The reason why no right of action lies except on proof of special authorisation by the Crown is that, in the absence of such proof the act is considered to have been done in exercise of the power or the discretion vested in the officer by the relevant law and in pursuance of any implied authority derived from the Government. These principles can be enlarged or curtailed by statute in the Dominions andColonies, and so far as India of the present day is concerned, the Government of India Act of 1935 makes the rule contained in Section 176 expressly subject to any provisions which may be made by an Act of the Federal or a Provincial legislature.'
9. Again, in the case of District Board of Bhagalpur v. Province of Bihar, AIR 1954 Pat 529 (F), it was held following the above view that when the duty to be performed is imposed by law, and not by the will of the employer, the employer is not liable for the wrong done by the agent in such employment, powers and duties, which are fixed by law, are governmental and not commercial, and acts done in the exercise of these powers, or in the purported fulfilment of those duties are not within the rule of vicarious liability.
In the present case also, whatever action was taken by the appellant's superiors against him was in exercise of the powers which were laid down by law. Even if it be cenceded for the sake of argument that the appellant's superiors committed any mistake, the Union of India cannot be responsible vicariously for the acts of its employees because that action was not taken against the appellant by the will or order of Union of India nor was that action ratified by it.
On the other hand, whatever action was taken against the appellant by his officers was during the course of statutory duties and, therefore, the appellant's suit against the Union of India was not maintainable.
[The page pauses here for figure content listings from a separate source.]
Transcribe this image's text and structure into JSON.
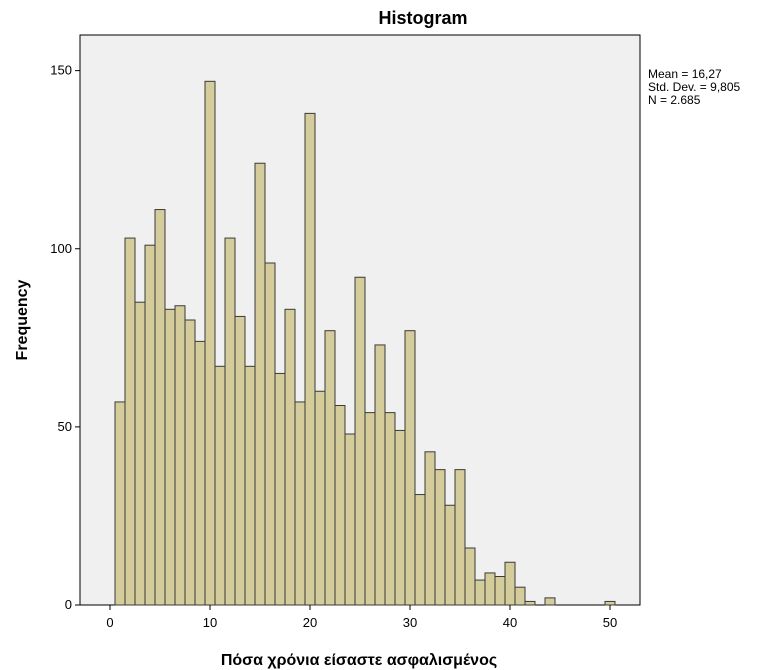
{
  "chart_data": {
    "type": "bar",
    "title": "Histogram",
    "xlabel": "Πόσα χρόνια είσαστε ασφαλισμένος",
    "ylabel": "Frequency",
    "xlim": [
      -3,
      53
    ],
    "ylim": [
      0,
      160
    ],
    "xticks": [
      0,
      10,
      20,
      30,
      40,
      50
    ],
    "yticks": [
      0,
      50,
      100,
      150
    ],
    "grid": false,
    "bin_width": 1,
    "bins": [
      1,
      2,
      3,
      4,
      5,
      6,
      7,
      8,
      9,
      10,
      11,
      12,
      13,
      14,
      15,
      16,
      17,
      18,
      19,
      20,
      21,
      22,
      23,
      24,
      25,
      26,
      27,
      28,
      29,
      30,
      31,
      32,
      33,
      34,
      35,
      36,
      37,
      38,
      39,
      40,
      41,
      42,
      43,
      44,
      45,
      46,
      47,
      48,
      49,
      50
    ],
    "values": [
      57,
      103,
      85,
      101,
      111,
      83,
      84,
      80,
      74,
      147,
      67,
      103,
      81,
      67,
      124,
      96,
      65,
      83,
      57,
      138,
      60,
      77,
      56,
      48,
      92,
      54,
      73,
      54,
      49,
      77,
      31,
      43,
      38,
      28,
      38,
      16,
      7,
      9,
      8,
      12,
      5,
      1,
      0,
      2,
      0,
      0,
      0,
      0,
      0,
      1
    ],
    "colors": {
      "bar_fill": "#d4cc9a",
      "bar_stroke": "#3a3a3a",
      "plot_bg": "#f0f0f0"
    }
  },
  "stats": {
    "mean": "Mean = 16,27",
    "std": "Std. Dev. = 9,805",
    "n": "N = 2.685"
  }
}
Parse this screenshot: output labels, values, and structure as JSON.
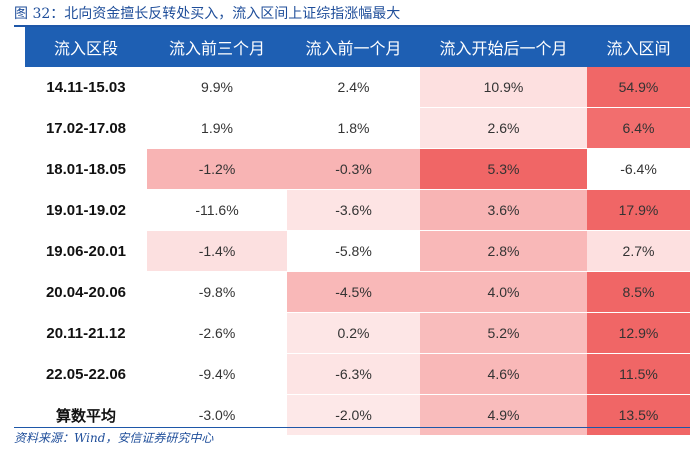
{
  "figure": {
    "title": "图 32：北向资金擅长反转处买入，流入区间上证综指涨幅最大",
    "source": "资料来源：Wind，安信证券研究中心"
  },
  "table": {
    "headers": [
      "流入区段",
      "流入前三个月",
      "流入前一个月",
      "流入开始后一个月",
      "流入区间"
    ],
    "rows": [
      {
        "label": "14.11-15.03",
        "cells": [
          {
            "text": "9.9%",
            "bg": "#ffffff"
          },
          {
            "text": "2.4%",
            "bg": "#ffffff"
          },
          {
            "text": "10.9%",
            "bg": "#fde0e0"
          },
          {
            "text": "54.9%",
            "bg": "#f06767"
          }
        ]
      },
      {
        "label": "17.02-17.08",
        "cells": [
          {
            "text": "1.9%",
            "bg": "#ffffff"
          },
          {
            "text": "1.8%",
            "bg": "#ffffff"
          },
          {
            "text": "2.6%",
            "bg": "#fde4e4"
          },
          {
            "text": "6.4%",
            "bg": "#f26e6e"
          }
        ]
      },
      {
        "label": "18.01-18.05",
        "cells": [
          {
            "text": "-1.2%",
            "bg": "#f8b4b4"
          },
          {
            "text": "-0.3%",
            "bg": "#f8b4b4"
          },
          {
            "text": "5.3%",
            "bg": "#f06666"
          },
          {
            "text": "-6.4%",
            "bg": "#ffffff"
          }
        ]
      },
      {
        "label": "19.01-19.02",
        "cells": [
          {
            "text": "-11.6%",
            "bg": "#ffffff"
          },
          {
            "text": "-3.6%",
            "bg": "#fde4e4"
          },
          {
            "text": "3.6%",
            "bg": "#f8b4b4"
          },
          {
            "text": "17.9%",
            "bg": "#f06666"
          }
        ]
      },
      {
        "label": "19.06-20.01",
        "cells": [
          {
            "text": "-1.4%",
            "bg": "#fce0e0"
          },
          {
            "text": "-5.8%",
            "bg": "#ffffff"
          },
          {
            "text": "2.8%",
            "bg": "#f9b8b8"
          },
          {
            "text": "2.7%",
            "bg": "#fde0e0"
          }
        ]
      },
      {
        "label": "20.04-20.06",
        "cells": [
          {
            "text": "-9.8%",
            "bg": "#ffffff"
          },
          {
            "text": "-4.5%",
            "bg": "#f9b8b8"
          },
          {
            "text": "4.0%",
            "bg": "#f9b8b8"
          },
          {
            "text": "8.5%",
            "bg": "#f06666"
          }
        ]
      },
      {
        "label": "20.11-21.12",
        "cells": [
          {
            "text": "-2.6%",
            "bg": "#ffffff"
          },
          {
            "text": "0.2%",
            "bg": "#fde6e6"
          },
          {
            "text": "5.2%",
            "bg": "#f9bcbc"
          },
          {
            "text": "12.9%",
            "bg": "#f06666"
          }
        ]
      },
      {
        "label": "22.05-22.06",
        "cells": [
          {
            "text": "-9.4%",
            "bg": "#ffffff"
          },
          {
            "text": "-6.3%",
            "bg": "#fde4e4"
          },
          {
            "text": "4.6%",
            "bg": "#f9b8b8"
          },
          {
            "text": "11.5%",
            "bg": "#f06666"
          }
        ]
      },
      {
        "label": "算数平均",
        "cells": [
          {
            "text": "-3.0%",
            "bg": "#ffffff"
          },
          {
            "text": "-2.0%",
            "bg": "#fde8e8"
          },
          {
            "text": "4.9%",
            "bg": "#f9bcbc"
          },
          {
            "text": "13.5%",
            "bg": "#f06666"
          }
        ]
      }
    ]
  }
}
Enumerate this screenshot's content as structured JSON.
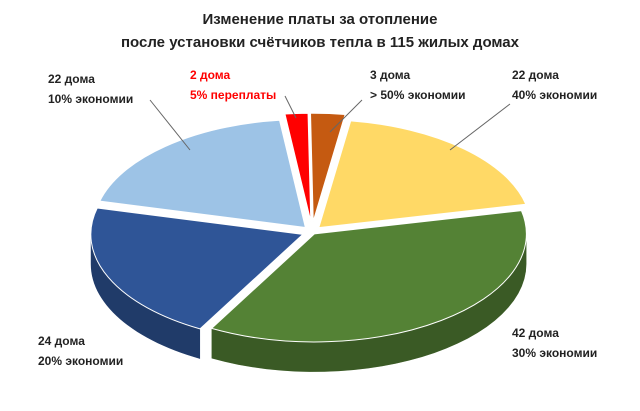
{
  "chart_data": {
    "type": "pie3d",
    "title": [
      "Изменение платы за отопление",
      "после установки счётчиков тепла в 115 жилых домах"
    ],
    "categories": [
      "5% переплаты",
      "> 50% экономии",
      "40% экономии",
      "30% экономии",
      "20% экономии",
      "10% экономии"
    ],
    "values": [
      2,
      3,
      22,
      42,
      24,
      22
    ],
    "value_labels": [
      "2 дома",
      "3 дома",
      "22 дома",
      "42 дома",
      "24 дома",
      "22 дома"
    ],
    "colors": [
      "#ff0000",
      "#c55a11",
      "#ffd966",
      "#548235",
      "#2f5597",
      "#9dc3e6"
    ],
    "label_colors": [
      "#ff0000",
      "#222222",
      "#222222",
      "#222222",
      "#222222",
      "#222222"
    ]
  }
}
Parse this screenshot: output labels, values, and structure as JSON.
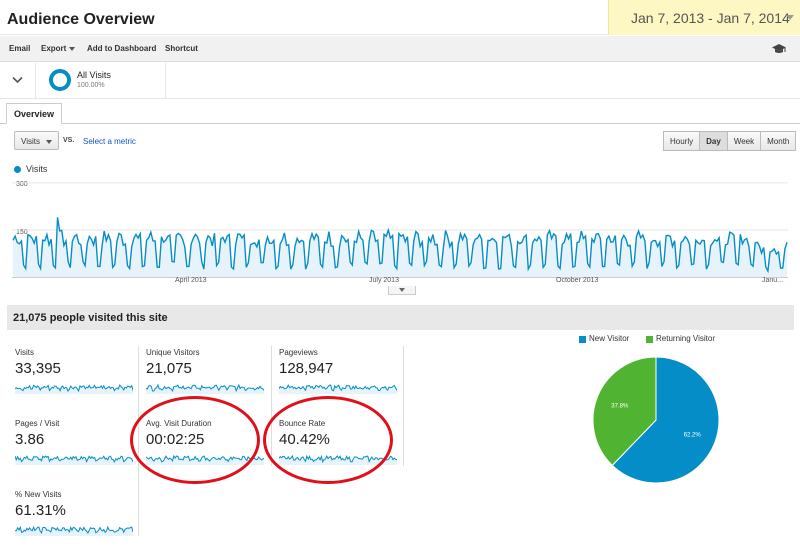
{
  "header": {
    "title": "Audience Overview",
    "date_range": "Jan 7, 2013 - Jan 7, 2014"
  },
  "toolbar": {
    "email": "Email",
    "export": "Export",
    "add_to_dashboard": "Add to Dashboard",
    "shortcut": "Shortcut",
    "icon": "graduation-cap-icon"
  },
  "segment": {
    "name": "All Visits",
    "percent": "100.00%"
  },
  "tabs": {
    "overview": "Overview"
  },
  "controls": {
    "metric": "Visits",
    "vs": "VS.",
    "select_metric": "Select a metric",
    "granularity": [
      "Hourly",
      "Day",
      "Week",
      "Month"
    ],
    "active_granularity": "Day"
  },
  "chart_data": {
    "type": "line",
    "series": [
      {
        "name": "Visits",
        "color": "#058dc7"
      }
    ],
    "y_ticks": [
      "300",
      "150"
    ],
    "ylim": [
      0,
      300
    ],
    "x_ticks": [
      "April 2013",
      "July 2013",
      "October 2013",
      "Janu..."
    ],
    "start": "2013-01-07",
    "end": "2014-01-07",
    "note": "Daily visits with weekly cycle: weekday peaks ~110-150, weekend troughs ~20-40; an early spike near ~190 in late January 2013."
  },
  "summary": {
    "text": "21,075 people visited this site"
  },
  "metrics": [
    {
      "label": "Visits",
      "value": "33,395"
    },
    {
      "label": "Unique Visitors",
      "value": "21,075"
    },
    {
      "label": "Pageviews",
      "value": "128,947"
    },
    {
      "label": "Pages / Visit",
      "value": "3.86"
    },
    {
      "label": "Avg. Visit Duration",
      "value": "00:02:25"
    },
    {
      "label": "Bounce Rate",
      "value": "40.42%"
    },
    {
      "label": "% New Visits",
      "value": "61.31%"
    }
  ],
  "pie": {
    "legend": [
      {
        "label": "New Visitor",
        "color": "#058dc7"
      },
      {
        "label": "Returning Visitor",
        "color": "#50b432"
      }
    ],
    "new_pct": 62.2,
    "returning_pct": 37.8,
    "new_label": "62.2%",
    "returning_label": "37.8%"
  },
  "colors": {
    "accent": "#058dc7",
    "annotation": "#e0101a",
    "highlight": "#fdf7c3"
  }
}
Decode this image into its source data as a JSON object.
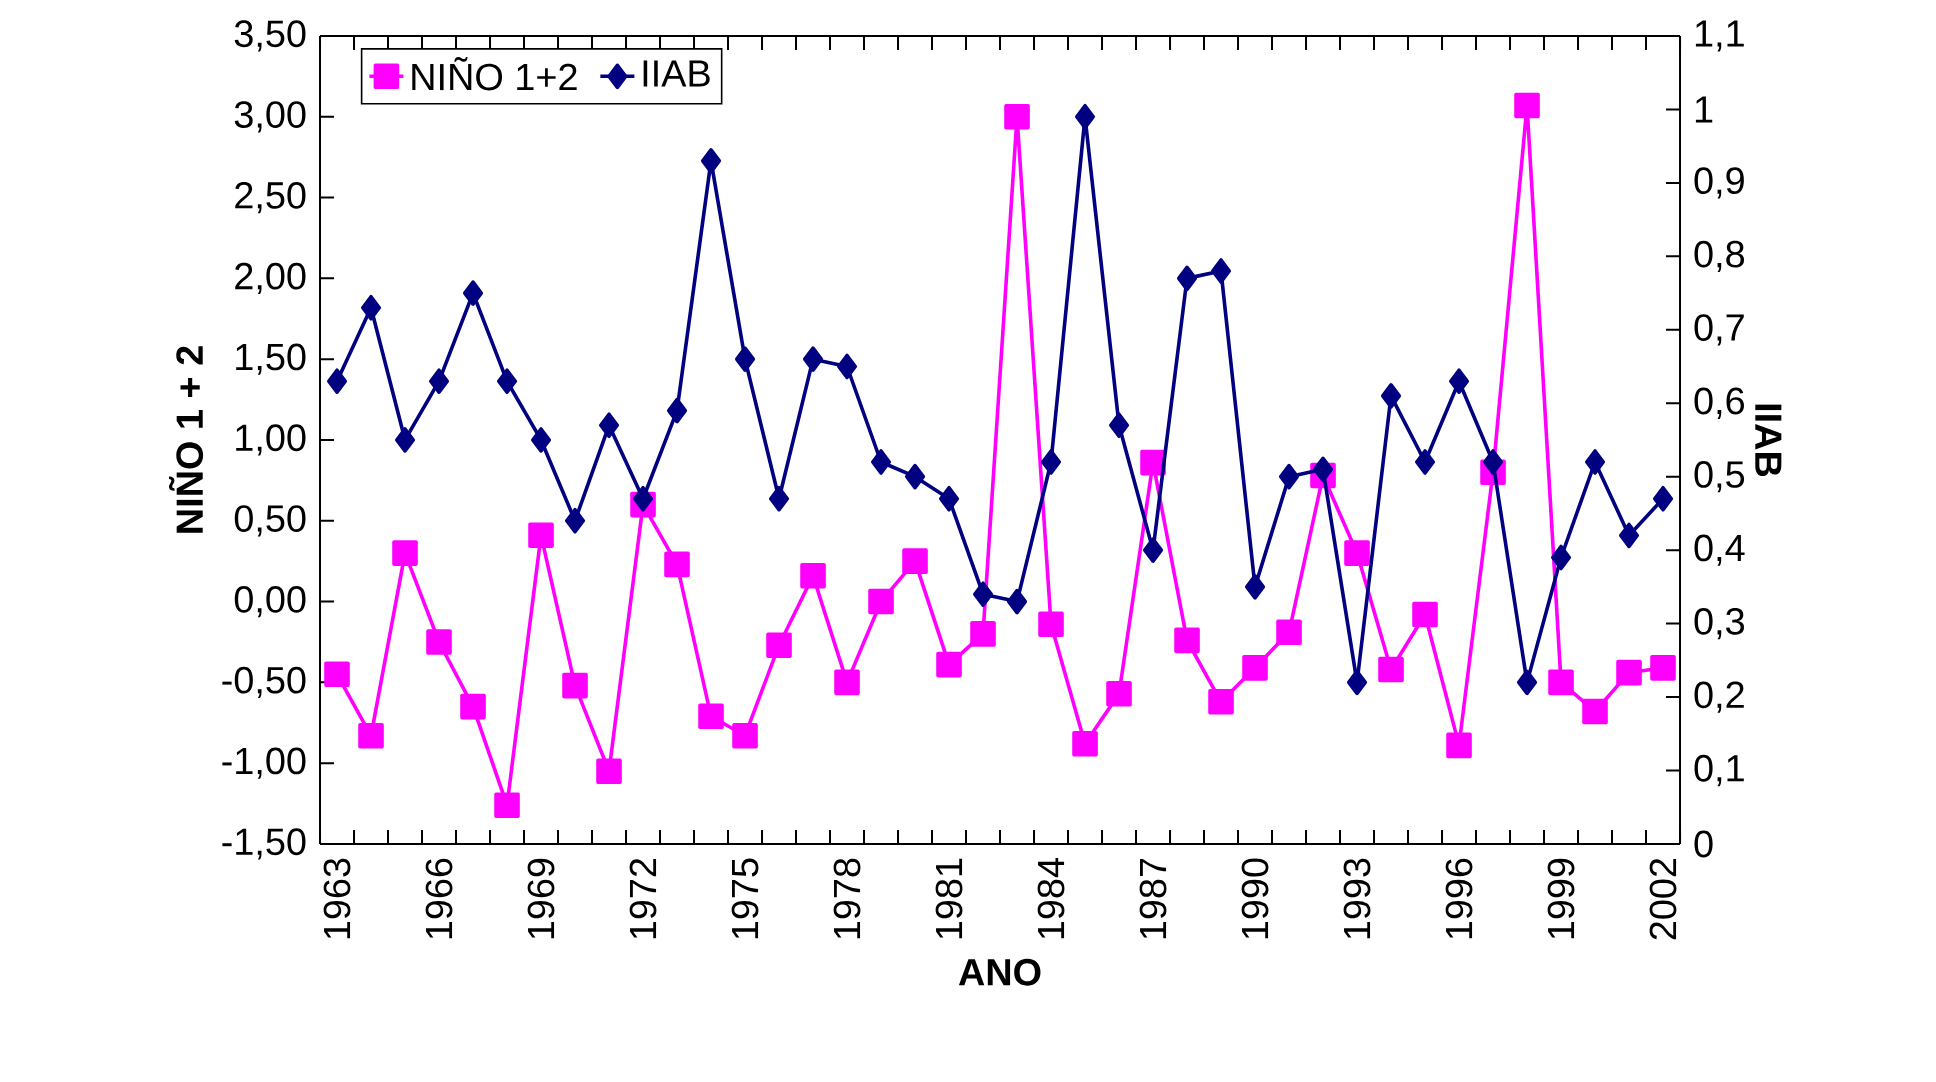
{
  "chart_data": {
    "type": "line",
    "xlabel": "ANO",
    "ylabel": "NIÑO 1 + 2",
    "y2label": "IIAB",
    "categories": [
      "1963",
      null,
      null,
      "1966",
      null,
      null,
      "1969",
      null,
      null,
      "1972",
      null,
      null,
      "1975",
      null,
      null,
      "1978",
      null,
      null,
      "1981",
      null,
      null,
      "1984",
      null,
      null,
      "1987",
      null,
      null,
      "1990",
      null,
      null,
      "1993",
      null,
      null,
      "1996",
      null,
      null,
      "1999",
      null,
      null,
      "2002"
    ],
    "series": [
      {
        "name": "NIÑO 1+2",
        "color": "#ff00ff",
        "marker": "square",
        "values": [
          -0.45,
          -0.83,
          0.3,
          -0.25,
          -0.65,
          -1.26,
          0.41,
          -0.52,
          -1.05,
          0.6,
          0.23,
          -0.71,
          -0.83,
          -0.27,
          0.16,
          -0.5,
          0.0,
          0.25,
          -0.39,
          -0.2,
          3.0,
          -0.14,
          -0.88,
          -0.57,
          0.86,
          -0.24,
          -0.62,
          -0.41,
          -0.19,
          0.78,
          0.3,
          -0.42,
          -0.08,
          -0.89,
          0.8,
          3.07,
          -0.5,
          -0.68,
          -0.44,
          -0.41
        ]
      },
      {
        "name": "IIAB",
        "color": "#000080",
        "marker": "diamond",
        "axis": "y2",
        "values": [
          0.63,
          0.73,
          0.55,
          0.63,
          0.75,
          0.63,
          0.55,
          0.44,
          0.57,
          0.47,
          0.59,
          0.93,
          0.66,
          0.47,
          0.66,
          0.65,
          0.52,
          0.5,
          0.47,
          0.34,
          0.33,
          0.52,
          0.99,
          0.57,
          0.4,
          0.77,
          0.78,
          0.35,
          0.5,
          0.51,
          0.22,
          0.61,
          0.52,
          0.63,
          0.52,
          0.22,
          0.39,
          0.52,
          0.42,
          0.47
        ]
      }
    ],
    "ylim": [
      -1.5,
      3.5
    ],
    "yticks": [
      {
        "value": -1.5,
        "label": "-1,50"
      },
      {
        "value": -1.0,
        "label": "-1,00"
      },
      {
        "value": -0.5,
        "label": "-0,50"
      },
      {
        "value": 0.0,
        "label": "0,00"
      },
      {
        "value": 0.5,
        "label": "0,50"
      },
      {
        "value": 1.0,
        "label": "1,00"
      },
      {
        "value": 1.5,
        "label": "1,50"
      },
      {
        "value": 2.0,
        "label": "2,00"
      },
      {
        "value": 2.5,
        "label": "2,50"
      },
      {
        "value": 3.0,
        "label": "3,00"
      },
      {
        "value": 3.5,
        "label": "3,50"
      }
    ],
    "y2lim": [
      0,
      1.1
    ],
    "y2ticks": [
      0,
      {
        "value": 0.1,
        "label": "0,1"
      },
      {
        "value": 0.2,
        "label": "0,2"
      },
      {
        "value": 0.3,
        "label": "0,3"
      },
      {
        "value": 0.4,
        "label": "0,4"
      },
      {
        "value": 0.5,
        "label": "0,5"
      },
      {
        "value": 0.6,
        "label": "0,6"
      },
      {
        "value": 0.7,
        "label": "0,7"
      },
      {
        "value": 0.8,
        "label": "0,8"
      },
      {
        "value": 0.9,
        "label": "0,9"
      },
      1,
      {
        "value": 1.1,
        "label": "1,1"
      }
    ],
    "legend": "top left",
    "grid": false
  }
}
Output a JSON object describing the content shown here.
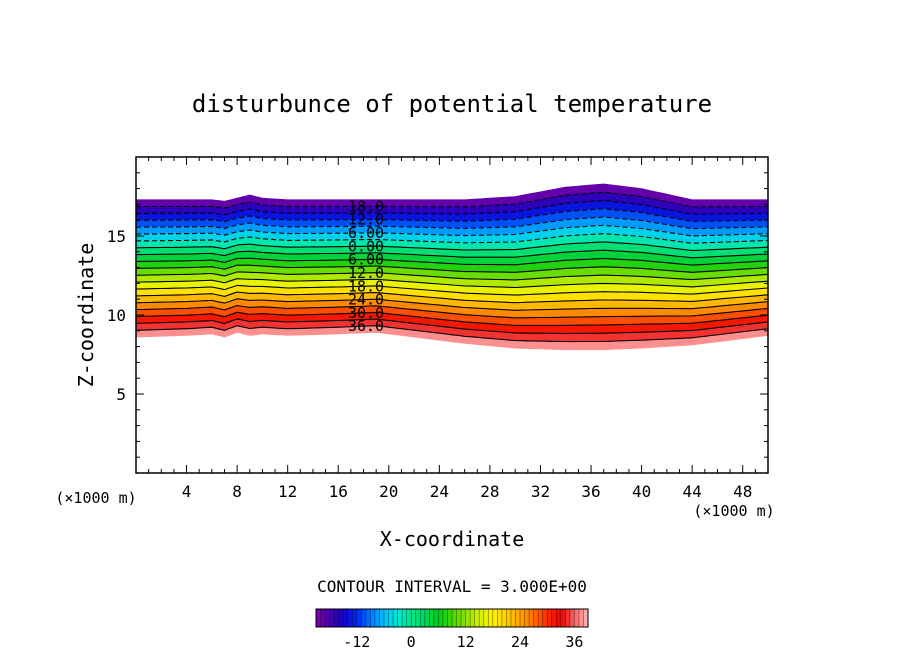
{
  "chart_data": {
    "type": "contour",
    "title": "disturbunce of potential temperature",
    "xlabel": "X-coordinate",
    "ylabel": "Z-coordinate",
    "x_unit_left": "(×1000 m)",
    "x_unit_right": "(×1000 m)",
    "xlim": [
      0,
      50
    ],
    "ylim": [
      0,
      20
    ],
    "xticks": [
      4,
      8,
      12,
      16,
      20,
      24,
      28,
      32,
      36,
      40,
      44,
      48
    ],
    "yticks": [
      5,
      10,
      15
    ],
    "contour_interval_text": "CONTOUR INTERVAL = 3.000E+00",
    "contour_labels": [
      {
        "text": "18.0",
        "level": -18
      },
      {
        "text": "12.0",
        "level": -12
      },
      {
        "text": "6.00",
        "level": -6
      },
      {
        "text": "0.00",
        "level": 0
      },
      {
        "text": "6.00",
        "level": 6
      },
      {
        "text": "12.0",
        "level": 12
      },
      {
        "text": "18.0",
        "level": 18
      },
      {
        "text": "24.0",
        "level": 24
      },
      {
        "text": "30.0",
        "level": 30
      },
      {
        "text": "36.0",
        "level": 36
      }
    ],
    "level_min": -21,
    "level_max": 39,
    "level_step": 3,
    "colorbar_ticks": [
      {
        "label": "-12",
        "value": -12
      },
      {
        "label": "0",
        "value": 0
      },
      {
        "label": "12",
        "value": 12
      },
      {
        "label": "24",
        "value": 24
      },
      {
        "label": "36",
        "value": 36
      }
    ],
    "layer_profile": {
      "x": [
        0,
        4,
        6,
        7,
        8,
        9,
        10,
        12,
        16,
        19,
        22,
        26,
        30,
        34,
        37,
        40,
        44,
        46,
        48,
        50
      ],
      "top_z": [
        17.3,
        17.3,
        17.3,
        17.2,
        17.4,
        17.6,
        17.4,
        17.3,
        17.3,
        17.3,
        17.3,
        17.3,
        17.5,
        18.1,
        18.3,
        18.0,
        17.3,
        17.3,
        17.3,
        17.3
      ],
      "bottom_z": [
        8.6,
        8.7,
        8.8,
        8.6,
        8.9,
        8.7,
        8.8,
        8.7,
        8.8,
        8.9,
        8.6,
        8.2,
        7.9,
        7.8,
        7.8,
        7.9,
        8.1,
        8.3,
        8.5,
        8.7
      ]
    }
  }
}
The learned District Judge was quite correct in dismissing the appellant's claim for Rs. 500/-.
10. The next point for consideration is whether the appellant is entitled to receive costs in the trial Court, it is urged by his learned counsel that the appellant was reverted from his post of station Master and although he had filed his appeal, no relief was given to him for a long time and, therefore, he was compelled to bring the present suit. It is further urged that it was after the presentation of his application for injunction that the departmental appeal was accepted and he was reinstated.
It is contended that he was, therefore, entitled to receive costs in the trial Court. I have given due consideration to this argument. There would have been much force in the appellant's contention if he had confined his suit to a declaration that the order of his reversion was wrong. Instead of that, he brought a suit for Rs. 500/- for damages which was not maintainable. If he is entitled to costs for a part of the suit, so is the respondent entitled to receive costs from him with respect to that part of the suit which has been dismissed. The learned District Judge was therefore not wrong in mailing the costs easy and I see no good reason to interfere with his discretion.
11. The appeal is dismissed. In the circumstances of the case, the parties are left to bear their costs.